I grabbed 10k of them for myself and my partner
Casually dropping 20k isn’t in 95% of people’s ability.
Never said it was.
It is not randomly generating it. It’s moving it around from other places, but even then I agree it’s not available to many.
As with most disruptive world events, it benefited those with wealth that was not already tied up in living. If you were a millennial with a house down payment and a 6 month safety net in cash when Covid hit, you had opportunity to grow your assets by close to if not more than 100% in 3 years. If you didn’t, you watched as the world burned and you took job losses as well as draining money you had to pay rent.
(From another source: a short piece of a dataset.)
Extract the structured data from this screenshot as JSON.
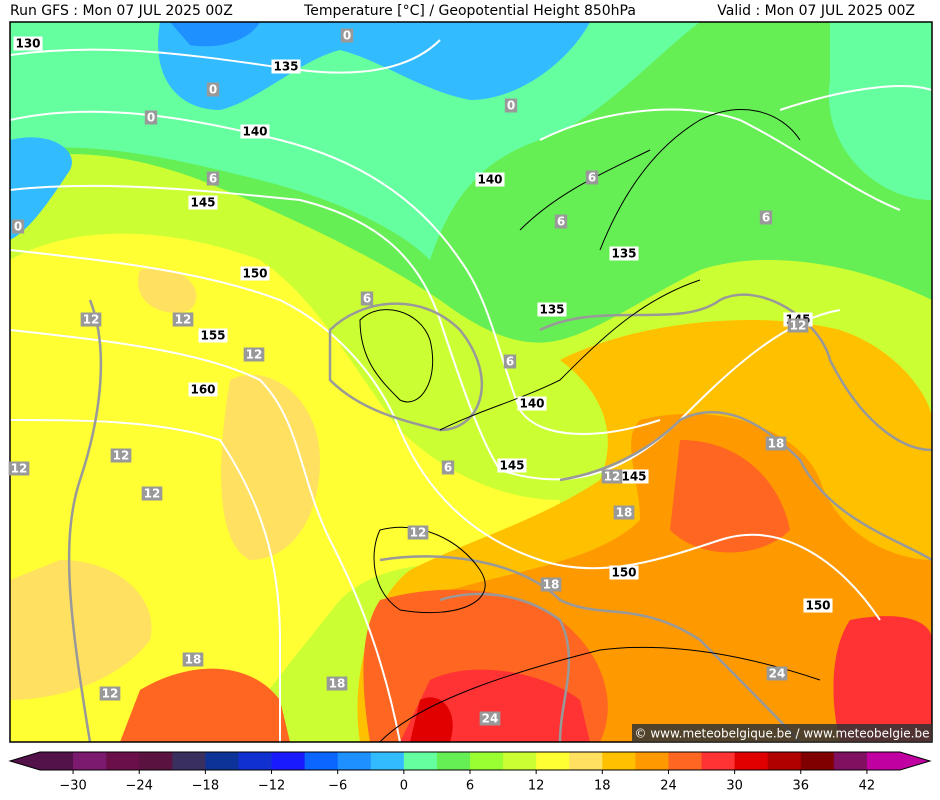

The data though, shows an interesting thing. The amount of free cash available to Americans in accounts as cash went up starkly. Double digit percentage rise in free available assets kind of starkly. So much so it is only now returning to previous Covid levels. The vast majority of checking account cash is tied up in middle income households. So anecdotally I would agree that the last 3 years were a real rectal widening experience that arrived unlubed, but the data at a macro level shows people have more cash on hand and had it during the breadth of the pandemic, than they did before it.
All this to say, there should be an increase in bond buying availability for the majority of potential investors with a bank account, not less. I work on the financial sector so take that bias with the grain of salt it should merit.
You know your life has gone to shit when you have to finance a pizza.
But most importantly, whichever corporate honchos thought preying on the ultra-poor was a decent thing to do and authorized this scheme should know they’re worthless human beings.
Probably related to the high prices of delivery services. Maybe people wouldn’t think about financing a pizza if the cost wasn’t tripled by delivery.
I don’t use any delivery service, and I can drive 5 minutes over to Little Caesar’s and get a pizza for about $6, or I can go to Pizza Hut and pick up a better pizza for about $10. But I hear that other people pay vastly higher prices for their unhealthy fast food when they use delivery services.
Costco pizza is the best. I just wish they had more variety.
Also I wish I could just order on my phone and then pick up when I’m done shopping, rather than having to queue for 15 minutes to order and then wait another 15 while they cook it.
Costco pizza is the best.
Man, idk what kind of pizza options you have in your area, but it’s obvious that none of them are good.